Negative controls are useful because they can help detect the first type of error, including detection bias. For example, if in the exposed group the sensitivity is 100%, but in the unexposed group it is 50%, the negative controls will show a relative risk of 2 even if there’s no true effect.
Negative controls do not inform us on what happens when the null is not true, when the true relative risk is greater or smaller than 1. This is why we introduced synthetic positive controls, where this first type of error is preserved as much as possible. We can then evaluate a method on these positive controls, and for example see whether there is immortal time bias, shrinkage towards the null, etc.
@rosa.gini’s confusion seems to stem from the fact that positive controls do not address the second type of error. To quantify this type of error, we desperately need the work headed by others as discussed here, because neither negative controls nor synthetic positive controls help here.

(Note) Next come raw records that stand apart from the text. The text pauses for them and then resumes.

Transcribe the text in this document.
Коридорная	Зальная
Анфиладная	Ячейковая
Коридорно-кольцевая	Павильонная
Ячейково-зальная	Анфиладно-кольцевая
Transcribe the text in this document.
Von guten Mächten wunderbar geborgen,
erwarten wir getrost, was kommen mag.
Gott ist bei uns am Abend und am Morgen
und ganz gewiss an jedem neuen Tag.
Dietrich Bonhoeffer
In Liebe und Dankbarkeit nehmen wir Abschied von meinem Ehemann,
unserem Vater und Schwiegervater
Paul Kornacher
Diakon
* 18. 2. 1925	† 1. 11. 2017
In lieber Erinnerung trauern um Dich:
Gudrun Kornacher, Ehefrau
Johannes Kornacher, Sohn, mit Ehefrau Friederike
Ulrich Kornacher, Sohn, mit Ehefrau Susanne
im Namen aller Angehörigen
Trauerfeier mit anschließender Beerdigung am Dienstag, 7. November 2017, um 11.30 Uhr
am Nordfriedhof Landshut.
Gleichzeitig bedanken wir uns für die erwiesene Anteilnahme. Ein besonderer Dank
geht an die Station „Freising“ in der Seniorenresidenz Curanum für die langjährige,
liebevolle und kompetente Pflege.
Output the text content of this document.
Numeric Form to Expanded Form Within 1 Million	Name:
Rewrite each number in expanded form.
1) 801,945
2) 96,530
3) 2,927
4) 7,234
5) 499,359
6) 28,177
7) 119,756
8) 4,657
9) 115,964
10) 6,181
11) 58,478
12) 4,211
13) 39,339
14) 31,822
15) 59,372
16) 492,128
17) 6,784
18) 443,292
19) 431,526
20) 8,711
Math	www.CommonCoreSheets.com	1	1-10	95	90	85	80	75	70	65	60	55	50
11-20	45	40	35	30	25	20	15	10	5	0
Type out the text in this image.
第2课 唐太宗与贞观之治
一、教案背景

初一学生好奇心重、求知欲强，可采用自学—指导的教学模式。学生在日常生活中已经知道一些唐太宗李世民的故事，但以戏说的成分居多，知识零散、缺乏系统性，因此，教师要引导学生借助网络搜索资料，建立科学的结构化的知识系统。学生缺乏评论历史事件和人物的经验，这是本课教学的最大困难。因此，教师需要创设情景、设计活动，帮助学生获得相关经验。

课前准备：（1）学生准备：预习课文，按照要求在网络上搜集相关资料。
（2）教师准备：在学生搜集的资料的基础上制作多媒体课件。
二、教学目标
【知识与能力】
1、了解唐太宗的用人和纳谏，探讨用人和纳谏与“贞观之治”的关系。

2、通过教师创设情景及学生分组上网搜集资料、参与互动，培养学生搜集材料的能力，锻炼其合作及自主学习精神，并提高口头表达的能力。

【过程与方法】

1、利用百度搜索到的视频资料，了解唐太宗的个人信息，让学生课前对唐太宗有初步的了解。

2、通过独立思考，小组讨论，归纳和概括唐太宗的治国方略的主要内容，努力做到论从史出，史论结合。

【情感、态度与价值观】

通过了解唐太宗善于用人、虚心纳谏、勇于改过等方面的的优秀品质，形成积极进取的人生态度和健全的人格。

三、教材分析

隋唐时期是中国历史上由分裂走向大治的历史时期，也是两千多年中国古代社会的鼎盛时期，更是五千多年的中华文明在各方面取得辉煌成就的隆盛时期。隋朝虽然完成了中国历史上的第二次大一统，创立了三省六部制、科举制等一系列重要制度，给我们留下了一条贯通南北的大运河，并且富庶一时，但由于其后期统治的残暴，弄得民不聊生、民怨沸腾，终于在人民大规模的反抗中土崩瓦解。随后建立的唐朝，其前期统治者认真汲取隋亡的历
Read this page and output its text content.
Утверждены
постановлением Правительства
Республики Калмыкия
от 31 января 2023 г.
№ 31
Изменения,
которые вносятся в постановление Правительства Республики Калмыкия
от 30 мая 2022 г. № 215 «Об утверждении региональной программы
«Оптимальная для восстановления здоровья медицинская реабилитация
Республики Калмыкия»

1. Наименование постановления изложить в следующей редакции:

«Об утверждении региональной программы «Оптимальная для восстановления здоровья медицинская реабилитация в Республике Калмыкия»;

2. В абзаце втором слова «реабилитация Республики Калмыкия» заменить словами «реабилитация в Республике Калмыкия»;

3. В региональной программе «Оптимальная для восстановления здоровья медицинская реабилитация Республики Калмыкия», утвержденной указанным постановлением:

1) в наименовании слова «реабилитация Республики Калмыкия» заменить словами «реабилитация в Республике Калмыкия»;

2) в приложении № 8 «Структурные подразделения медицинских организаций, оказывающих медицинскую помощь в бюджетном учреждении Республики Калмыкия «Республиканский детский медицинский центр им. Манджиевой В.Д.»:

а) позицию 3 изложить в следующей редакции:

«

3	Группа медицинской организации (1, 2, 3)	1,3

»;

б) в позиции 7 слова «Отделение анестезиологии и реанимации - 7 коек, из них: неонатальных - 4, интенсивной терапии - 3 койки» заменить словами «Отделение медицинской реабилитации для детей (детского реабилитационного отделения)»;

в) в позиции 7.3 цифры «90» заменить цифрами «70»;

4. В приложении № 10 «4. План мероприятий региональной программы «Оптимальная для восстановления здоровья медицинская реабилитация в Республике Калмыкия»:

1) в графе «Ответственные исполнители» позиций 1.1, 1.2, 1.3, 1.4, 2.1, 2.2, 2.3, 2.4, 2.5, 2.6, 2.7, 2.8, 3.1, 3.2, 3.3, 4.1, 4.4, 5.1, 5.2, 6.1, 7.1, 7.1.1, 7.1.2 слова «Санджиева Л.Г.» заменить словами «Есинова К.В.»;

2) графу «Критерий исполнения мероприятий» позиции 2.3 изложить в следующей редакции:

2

However, her math is misleading. The positive control synthesis does not require the assumption that sensitivity is 100%, just that it is the same for real and synthetic outcomes. I will try to explain in this example:
Imagine we know everything, that there are 10 true outcomes in the exposed group, 10 true outcomes in the unexposed group, and that the sensitivity is 80%, so we observe only 8 outcomes in each group. If we want to double the risk in the exposed, we add 10 more ‘true’ outcomes, and because the sensitivity is 80% we only observe 8 additional outcomes, so 16 in total in the exposed group. The true RR is 20/10 = 2. The observed RR is 16/8 = 2.
Now imagine we don’t know everything. All we see is 8 outcomes in each group. As our method prescribes, we double the number of observed outcomes in the exposed group, so we add 8 to get 16. The observed RR is 16/8 = 2. We don’t know the true RR, but as explained above, if we did know everything we’d know it is 2.
For those who care about the nitty gritty details: Rosa’s math assumes it matters that some of the people we inject outcomes in may already have the outcome in real life, even though we didn’t detect it because our sensitivity is not 100%. In that sense we are not really adding outcomes, and are not increasing the true RR as much as we think. The probability of this happening is small: most outcomes we study have a prevalance of less than 1%, and so the effect, if it really was a problem would be less than 1%. But it is not a problem at all; we are trying to estimate the first type of error, and the collission of hypothetical true but unobserved events is not relevant to this problem. As a thought experiment, if we simply allow for people to have two outcomes, one unobserved (due to the background rate) and one observed (synthetic, simulated to be due to the exposure), the math works out, and Rosa’s argument falls apart. Finally, as is tradition in OHDSI, empirical evidence should have the last word: the fact that on many occassions we have found study designs to be virtually unbiased both for negative and synthetic positive controls (e.g. the Graham replication in our paper) shows that at least in those studies this problem did not exist.